Kirtsaeng v. John Wiley & Sons
A recent court case that is currently at the supreme court.
I'll try to summarize it as best as I can:
1. Kirtsaeng, a Thailand student went to school in the United States
2. There, he noticed that there was quite a disparity between the prices of textbooks
-They were cheaper in Thailand then in America, and they had virtually the same content*
3. He decided to reverse-import textbook from Thailand, and sell them in the United States to make a profit off the price difference
4. Sold the reverse-imported textbooks on ebay
5. The publisher of the textbooks (John Wiley & Sons) notices and decided to take it up in court
6. Several cases and appeals later it makes it's way onto the supreme court
*This is because of the differences in the standard of living in other countries. In order to be able to make a profit, and compete in those markets, companies books with virtually the same material, but with differences in the way they are made. This is the price and sell them competitively in regions with different standards of living.
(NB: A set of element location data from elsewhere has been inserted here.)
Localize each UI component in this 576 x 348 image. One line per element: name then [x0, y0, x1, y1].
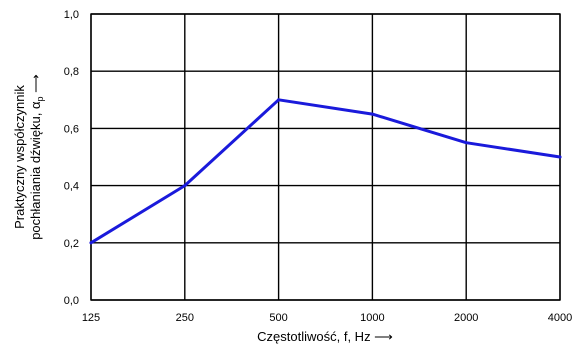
x-tick-label: 1000	[360, 312, 384, 324]
y-tick-label: 0,4	[64, 181, 79, 193]
y-tick-label: 0,8	[64, 66, 79, 78]
data-point	[464, 141, 468, 145]
x-tick-label: 2000	[454, 312, 478, 324]
y-tick-label: 0,6	[64, 123, 79, 135]
series	[89, 98, 562, 245]
data-point	[89, 241, 93, 245]
x-tick-labels: 125 250 500 1000 2000 4000	[82, 312, 572, 324]
y-tick-labels: 0,0 0,2 0,4 0,6 0,8 1,0	[64, 9, 79, 307]
data-point	[277, 98, 281, 102]
plot-frame	[90, 13, 561, 301]
y-axis-label-arrow: ⟶	[28, 74, 43, 96]
x-tick-label: 4000	[548, 312, 572, 324]
y-axis-label-subscript: p	[35, 96, 45, 101]
y-tick-label: 0,0	[64, 295, 79, 307]
series-line	[89, 98, 562, 245]
grid	[90, 13, 561, 301]
data-point	[183, 184, 187, 188]
data-point	[558, 155, 562, 159]
x-tick-label: 250	[176, 312, 194, 324]
y-tick-label: 0,2	[64, 238, 79, 250]
y-axis-label-text: pochłaniania dźwięku, α	[28, 101, 43, 240]
y-axis-label-line1: Praktyczny współczynnik	[12, 85, 27, 229]
x-axis-label: Częstotliwość, f, Hz ⟶	[257, 329, 393, 344]
y-axis-label-line2: pochłaniania dźwięku, αp ⟶	[28, 74, 45, 240]
y-tick-label: 1,0	[64, 9, 79, 21]
data-point	[370, 112, 374, 116]
x-tick-label: 500	[269, 312, 287, 324]
y-axis-label: Praktyczny współczynnik pochłaniania dźw…	[12, 74, 45, 240]
x-tick-label: 125	[82, 312, 100, 324]
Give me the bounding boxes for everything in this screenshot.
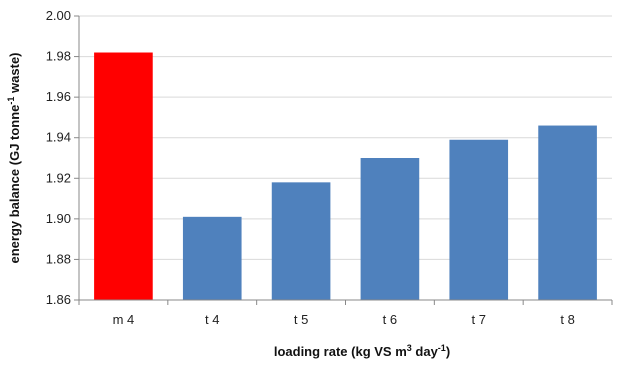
bar (271, 182, 331, 300)
y-axis-title: energy balance (GJ tonne-1 waste) (6, 52, 22, 263)
y-tick-label: 1.92 (46, 170, 71, 185)
y-tick-label: 2.00 (46, 8, 71, 23)
x-tick-label: m 4 (113, 312, 135, 327)
y-tick-label: 1.96 (46, 89, 71, 104)
gridlines (79, 15, 612, 301)
x-tick-label: t 7 (472, 312, 486, 327)
x-axis-title: loading rate (kg VS m3 day-1) (274, 343, 450, 359)
y-tick-labels: 1.86 1.88 1.90 1.92 1.94 1.96 1.98 2.00 (46, 8, 71, 307)
x-tick-labels: m 4 t 4 t 5 t 6 t 7 t 8 (113, 312, 575, 327)
y-tick-label: 1.88 (46, 251, 71, 266)
x-tick-label: t 4 (205, 312, 219, 327)
bar (182, 216, 242, 300)
y-tick-label: 1.90 (46, 211, 71, 226)
x-tick-label: t 8 (560, 312, 574, 327)
bar (94, 52, 153, 301)
y-tick-label: 1.94 (46, 130, 71, 145)
y-tick-label: 1.86 (46, 292, 71, 307)
y-tick-label: 1.98 (46, 49, 71, 64)
bar (538, 125, 597, 301)
x-tick-label: t 6 (383, 312, 397, 327)
bar (449, 139, 509, 300)
bars (94, 52, 597, 301)
x-tick-label: t 5 (294, 312, 308, 327)
axes (74, 15, 613, 305)
bar (360, 158, 420, 300)
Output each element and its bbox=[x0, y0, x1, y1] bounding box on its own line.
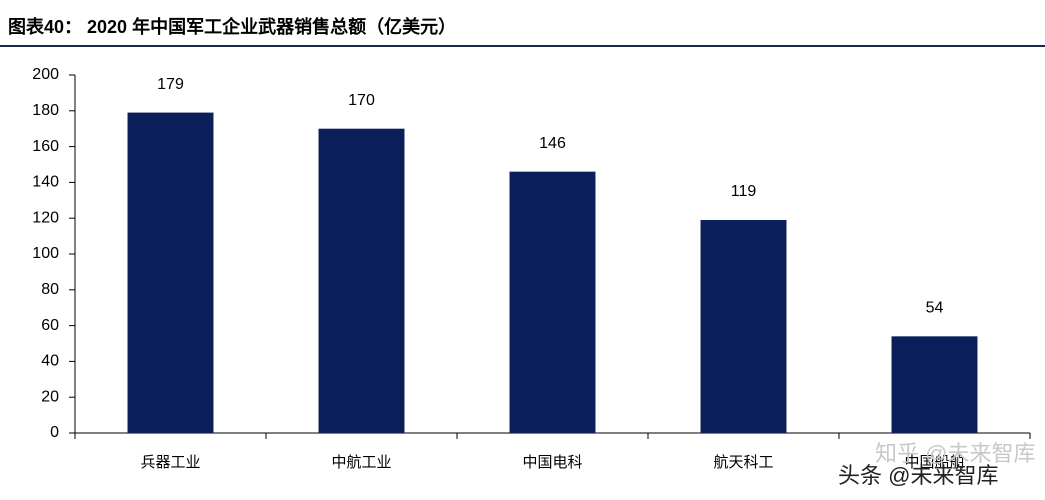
bar bbox=[891, 336, 978, 433]
x-tick-label: 中国船舶 bbox=[904, 454, 964, 471]
watermark: 知乎 @未来智库 bbox=[875, 441, 1035, 466]
value-label: 119 bbox=[731, 183, 757, 200]
bar bbox=[509, 171, 596, 433]
value-label: 54 bbox=[926, 300, 944, 317]
y-tick-label: 100 bbox=[32, 245, 59, 262]
y-tick-label: 80 bbox=[41, 281, 59, 298]
y-tick-label: 180 bbox=[32, 102, 59, 119]
x-tick-label: 中国电科 bbox=[522, 454, 582, 471]
y-tick-label: 20 bbox=[41, 388, 59, 405]
value-label: 170 bbox=[348, 92, 375, 109]
value-label: 179 bbox=[157, 76, 184, 93]
bar bbox=[127, 112, 214, 433]
y-tick-label: 140 bbox=[32, 174, 59, 191]
x-tick-label: 中航工业 bbox=[331, 454, 391, 471]
x-tick-label: 航天科工 bbox=[713, 454, 773, 471]
bar bbox=[700, 219, 787, 433]
y-tick-label: 120 bbox=[32, 209, 59, 226]
y-tick-label: 160 bbox=[32, 138, 59, 155]
y-tick-label: 0 bbox=[50, 424, 59, 441]
value-label: 146 bbox=[539, 135, 566, 152]
chart-title: 图表40： 2020 年中国军工企业武器销售总额（亿美元） bbox=[8, 16, 456, 37]
watermark: 头条 @未来智库 bbox=[838, 463, 998, 488]
x-tick-label: 兵器工业 bbox=[140, 454, 200, 471]
bar bbox=[318, 128, 405, 433]
y-tick-label: 40 bbox=[41, 353, 59, 370]
y-tick-label: 60 bbox=[41, 317, 59, 334]
y-tick-label: 200 bbox=[32, 66, 59, 83]
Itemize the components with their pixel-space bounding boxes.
The link to the SCOTUS blog "Proceedings and Orders" Here
When I first read the list I was rather surprised by the list of amicus curiae. The most surprising was Costco, I looked into that and it turned out that Costco had faced a very similar lawsuit with a watch company (Omega) within the past few years in which the courts ruled in favor of Costco. It seems that they are also attempting to protect the first sale doctrine.
The lawsuit primarily concerns itself with the "First Sale Doctrine" which basically states that after you buy something from a producer, they lose control over it. To put it into context, if I were to buy clothes from "Clothing Inc", I could choose to resell those clothes in a yard sale and "Clothing Inc" would not have any say in it.
If the courts should rule in favor of John Wiley & Sons, then any company could have control of their products after the first sale. So no more yard sales, as every company could (but I don't think they will) demand a portion of the profits from the sale. Kirtsaeng argues that allowing this ruling would give incentive for companies to outsource production overseas, and that it will hurt the economy, primarily the grey market.
On the flip side, if the courts rule in favor of Kirtsaeng, it would set a precedent for reverse-importing, and it could easily destroy some companies. John Wiley & Sons argues that what Kirtsaeng is doing is copyright violation, and they are also seeking reparations for the books that Kirtsaeng sold. I believe that a lower court stated that the first sale doctrine only applies to domestically produced goods, and thus Kirtsaeng is violation of copyright. That was also what caused Kirtsaeng to appeal to the supreme court.
This really is an ambiguous situation. Regardless of the ruling, one party will walk away worse than before.
What Should be done?
My own opinion, but I think that John Wiley & Sons would have been better off keeping quiet. This is actually creating a sort of Streisand Effect. By attempting to stop the reverse-importing/copyright violation, they have actually raised awareness for it. This could start an interesting trend in the "Grey Market", rather then the incoming freshmen buying from upperclassmen. This trend could cause quite a bit of damage in the textbook industry.